The gut microbial ecosystem can mediate the negative health impacts of stress on the host. Stressor-induced disruptions in microbial ecology (dysbiosis) can lead to maladaptive health effects, while certain probiotic organisms and their metabolites can protect against these negative impacts. Prebiotic diets and exercise are feasible and cost-effective strategies that can increase stress-protective bacteria and produce resistance against the detrimental behavioral and neurobiological impacts of stress.

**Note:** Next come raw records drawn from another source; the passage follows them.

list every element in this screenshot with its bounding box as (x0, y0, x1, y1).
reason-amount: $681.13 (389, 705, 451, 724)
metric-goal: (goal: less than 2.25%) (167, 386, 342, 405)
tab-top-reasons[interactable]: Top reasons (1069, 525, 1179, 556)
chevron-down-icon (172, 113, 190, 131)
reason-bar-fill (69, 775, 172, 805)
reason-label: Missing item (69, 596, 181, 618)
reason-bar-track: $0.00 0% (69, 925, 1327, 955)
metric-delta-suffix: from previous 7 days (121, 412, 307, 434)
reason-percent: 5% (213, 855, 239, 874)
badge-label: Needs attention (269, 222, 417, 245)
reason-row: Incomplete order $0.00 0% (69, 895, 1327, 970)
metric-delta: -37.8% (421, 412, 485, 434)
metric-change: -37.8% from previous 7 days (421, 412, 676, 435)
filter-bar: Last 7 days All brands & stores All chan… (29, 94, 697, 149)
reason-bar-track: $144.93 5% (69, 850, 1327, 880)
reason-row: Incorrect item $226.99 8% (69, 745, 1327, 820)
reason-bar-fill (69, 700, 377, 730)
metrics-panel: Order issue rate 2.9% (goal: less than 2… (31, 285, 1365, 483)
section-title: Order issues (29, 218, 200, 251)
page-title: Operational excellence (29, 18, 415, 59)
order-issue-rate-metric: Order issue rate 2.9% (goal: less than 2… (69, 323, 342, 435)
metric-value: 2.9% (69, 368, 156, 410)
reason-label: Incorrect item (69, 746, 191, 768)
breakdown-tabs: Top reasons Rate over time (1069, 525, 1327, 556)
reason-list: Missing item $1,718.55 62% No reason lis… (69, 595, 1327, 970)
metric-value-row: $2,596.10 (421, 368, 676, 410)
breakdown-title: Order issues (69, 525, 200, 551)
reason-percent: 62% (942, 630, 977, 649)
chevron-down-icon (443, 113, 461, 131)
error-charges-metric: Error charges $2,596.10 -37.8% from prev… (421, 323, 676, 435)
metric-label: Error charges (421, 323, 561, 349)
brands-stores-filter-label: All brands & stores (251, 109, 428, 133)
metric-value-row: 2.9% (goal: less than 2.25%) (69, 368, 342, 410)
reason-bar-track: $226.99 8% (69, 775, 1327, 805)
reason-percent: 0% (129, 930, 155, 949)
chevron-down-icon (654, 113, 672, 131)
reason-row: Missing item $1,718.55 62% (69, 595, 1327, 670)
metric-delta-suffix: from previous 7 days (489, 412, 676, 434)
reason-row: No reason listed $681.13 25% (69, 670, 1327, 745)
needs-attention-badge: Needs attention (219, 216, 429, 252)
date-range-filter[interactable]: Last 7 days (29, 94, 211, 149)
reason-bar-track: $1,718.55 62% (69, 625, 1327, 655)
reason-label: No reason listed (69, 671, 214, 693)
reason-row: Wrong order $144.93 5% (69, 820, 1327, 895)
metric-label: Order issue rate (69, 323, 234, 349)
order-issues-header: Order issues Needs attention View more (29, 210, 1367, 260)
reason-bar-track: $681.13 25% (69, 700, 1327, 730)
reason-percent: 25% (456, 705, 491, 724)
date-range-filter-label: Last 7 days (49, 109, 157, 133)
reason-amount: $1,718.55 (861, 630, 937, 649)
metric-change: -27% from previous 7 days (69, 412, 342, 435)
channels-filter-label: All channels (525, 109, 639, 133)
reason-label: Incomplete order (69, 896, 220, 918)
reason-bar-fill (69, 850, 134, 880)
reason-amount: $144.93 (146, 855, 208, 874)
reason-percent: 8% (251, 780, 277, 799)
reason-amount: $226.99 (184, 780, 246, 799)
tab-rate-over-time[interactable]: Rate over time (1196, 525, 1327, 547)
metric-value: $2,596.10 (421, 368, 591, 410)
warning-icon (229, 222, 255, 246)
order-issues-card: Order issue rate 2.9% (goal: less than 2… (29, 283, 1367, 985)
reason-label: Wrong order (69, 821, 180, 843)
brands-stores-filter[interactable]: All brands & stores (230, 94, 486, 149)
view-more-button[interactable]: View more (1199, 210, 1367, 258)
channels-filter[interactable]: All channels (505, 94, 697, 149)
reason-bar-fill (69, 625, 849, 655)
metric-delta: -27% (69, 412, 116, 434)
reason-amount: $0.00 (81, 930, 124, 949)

The goal of this review is to describe research demonstrating that both prebiotic diets and exercise produce adaptations in gut ecology and the brain that arm the organism against inescapable stress-induced learned helplessness. The results of this research support the novel hypothesis that some of the stress-protective effects of prebiotics and exercise are due to increases in stress-protective gut microbial species and their metabolites. In addition, new evidence also suggests that prebiotic diet or exercise interventions are most effective if given early in life (juvenile-adolescence) when both the gut microbial ecosystem and the brain are plastic. Based on our new understanding of the mechanistic convergence of these interventions, it is feasible to propose that in adults, both interventions delivered in combination may elevate their efficacy to promote a stress-resistant phenotype.

Feeding the developing brain: Juvenile rats fed diet rich in prebiotics and bioactive milk fractions exhibit reduced anxiety-related behavior and modified gene expression in emotion circuits

Early life nutrition is critical for brain development. Dietary prebiotics and bioactive milk fractions support brain development by increasing plasticity and altering activity in brain regions important for cognition and emotion regulation, perhaps through the gut-microbiome-brain axis. Here we examined the impact of a diet containing prebiotics, lactoferrin, and milk fat globule membrane (test diet) on beneficial gut bacteria, basal gene expression for activity and plasticity markers within brain circuits important for cognition and anxiety, and anxiety-related behavior in the open field. Juvenile male F344 rats were fed the test diet or a calorically matched control diet beginning postnatal day 24. After 4 weeks on diets, rats were sacrificed and brains were removed. Test diet significantly increased mRNA expression for cfos, brain derived neurotropic factor, and the GluN1 subunit of the NMDA receptor in the prefrontal cortex and reduced cfos mRNA within the amygdala. Diet-induced increases in fecal Lactobacillus spp., measured using selective bacterial culture, positively correlated with altered gene expression for cfos and serotonin receptors within multiple brain regions. In a separate cohort of juvenile rats, 4 weeks of the test diet increased time spent in the center of the open field, a behavior indicative of reduced anxiety. These data demonstrate that early life diets containing prebiotics and bioactive milk fractions can adaptively alter genes in neural circuits underlying emotion regulation and impact anxiety-related behavior.